Regarding the second question:

To write an equation for an ellipse, we need to determine the coordinates of the center and the lengths of the major and minor axes.

From the given information, the center of the ellipse is (h,k) = (0,1).
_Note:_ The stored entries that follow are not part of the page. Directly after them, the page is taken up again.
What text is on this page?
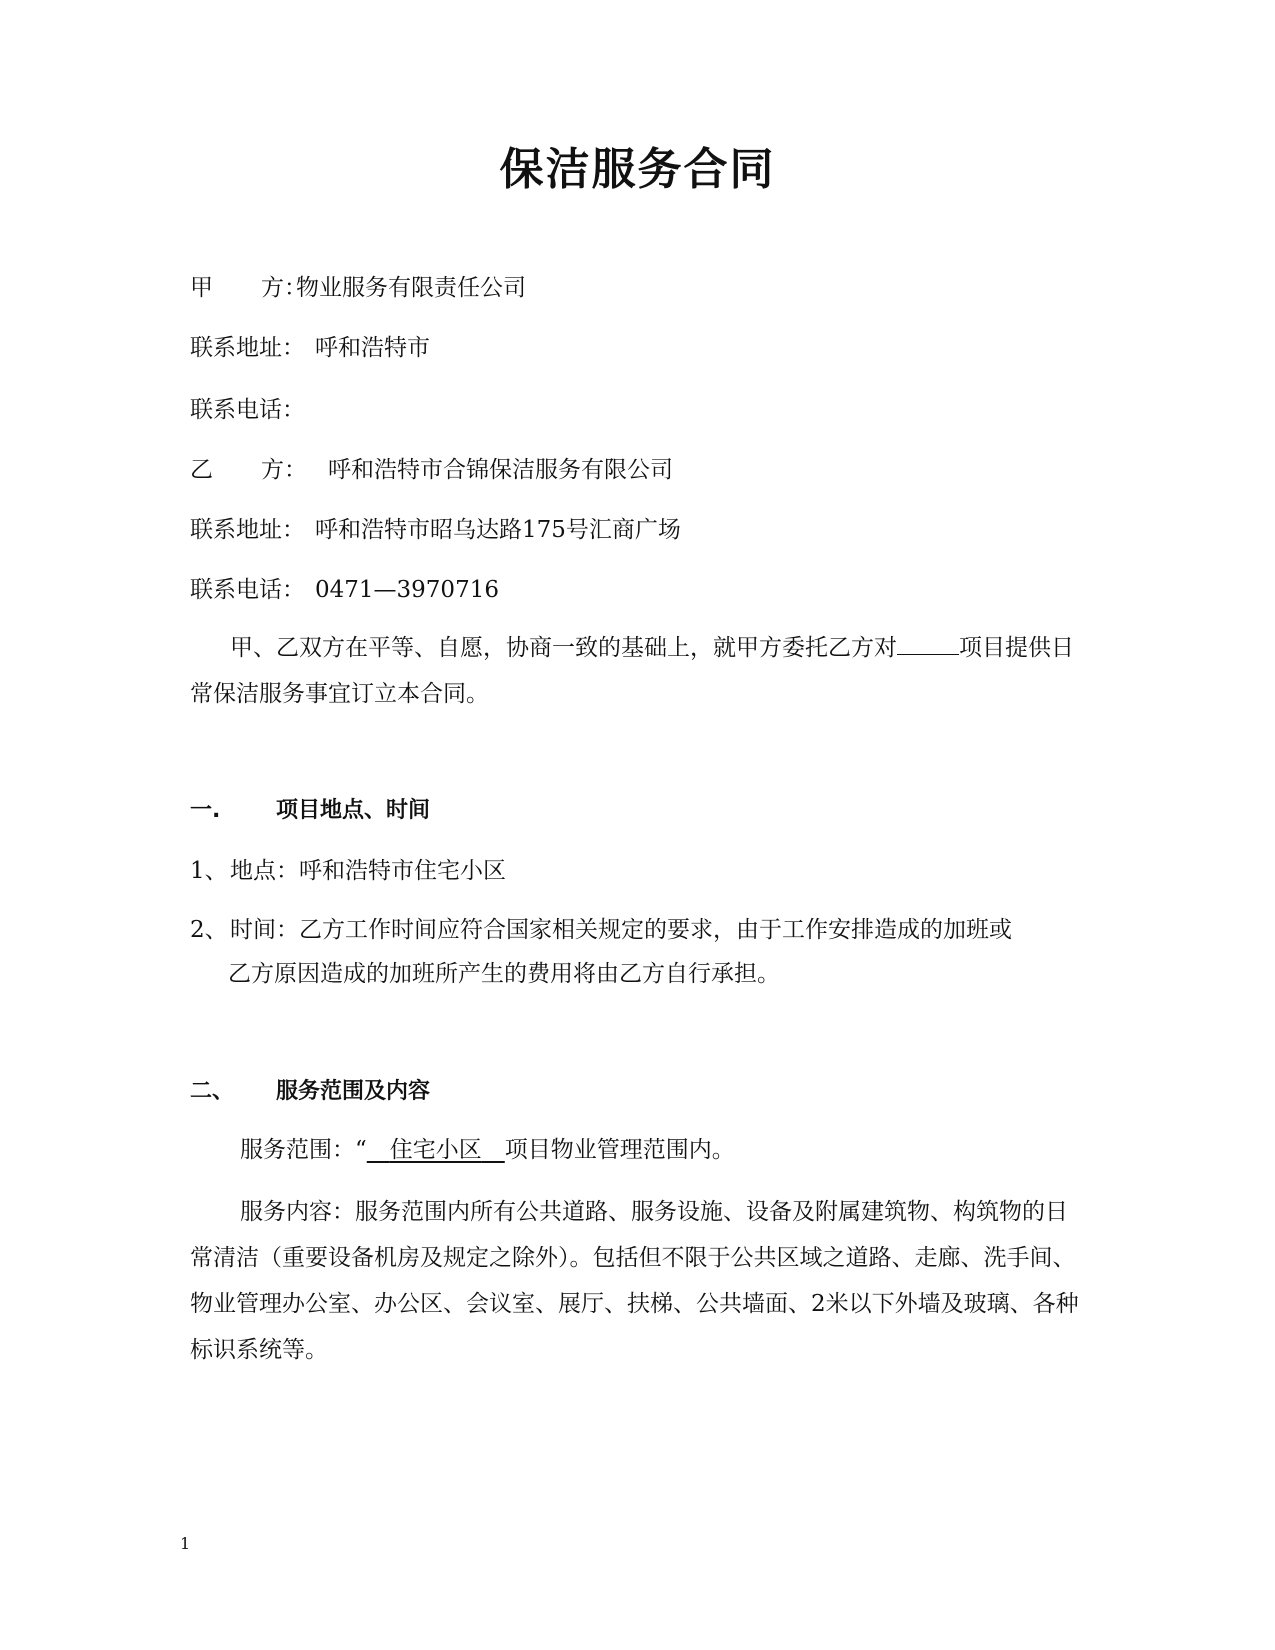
保洁服务合同
甲 方：物业服务有限责任公司
联系地址： 呼和浩特市
联系电话：
乙 方： 呼和浩特市合锦保洁服务有限公司
联系地址： 呼和浩特市昭乌达路175号汇商广场
联系电话： 0471—3970716
甲、乙双方在平等、自愿，协商一致的基础上，就甲方委托乙方对	项目提供日常保洁服务事宜订立本合同。
一.	项目地点、时间
1、 地点：呼和浩特市住宅小区
2、 时间：乙方工作时间应符合国家相关规定的要求，由于工作安排造成的加班或
乙方原因造成的加班所产生的费用将由乙方自行承担。
二、 服务范围及内容
服务范围：“   住宅小区   项目物业管理范围内。
服务内容：服务范围内所有公共道路、服务设施、设备及附属建筑物、构筑物的日常清洁（重要设备机房及规定之除外）。包括但不限于公共区域之道路、走廊、洗手间、物业管理办公室、办公区、会议室、展厅、扶梯、公共墙面、2米以下外墙及玻璃、各种标识系统等。
1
The major axis endpoints are (-8,1) and (8,1), so the length of the major axis (2a) is equal to 8 - (-8) = 16. Therefore, a = 16/2 = 8. The minor axis endpoints are (0,-1) and (0,3), so the length of the minor axis (2b) is equal to 3 - (-1) = 4. Therefore, b = 4/2 = 2.

Using these values, we can write the equation of the ellipse in standard form:

(x - h)^2 / a^2 + (y - k)^2 / b^2 = 1

Substituting the values we obtained:

(x - 0)^2 / 8^2 + (y - 1)^2 / 2^2 = 1

Simplifying the equation gives us:

x^2 / 64 + (y - 1)^2 / 4 = 1

Therefore, the equation of the ellipse is (x^2/64) + ((y-1)^2/4) = 1.

I hope this explanation helps! Let me know if you have any further questions.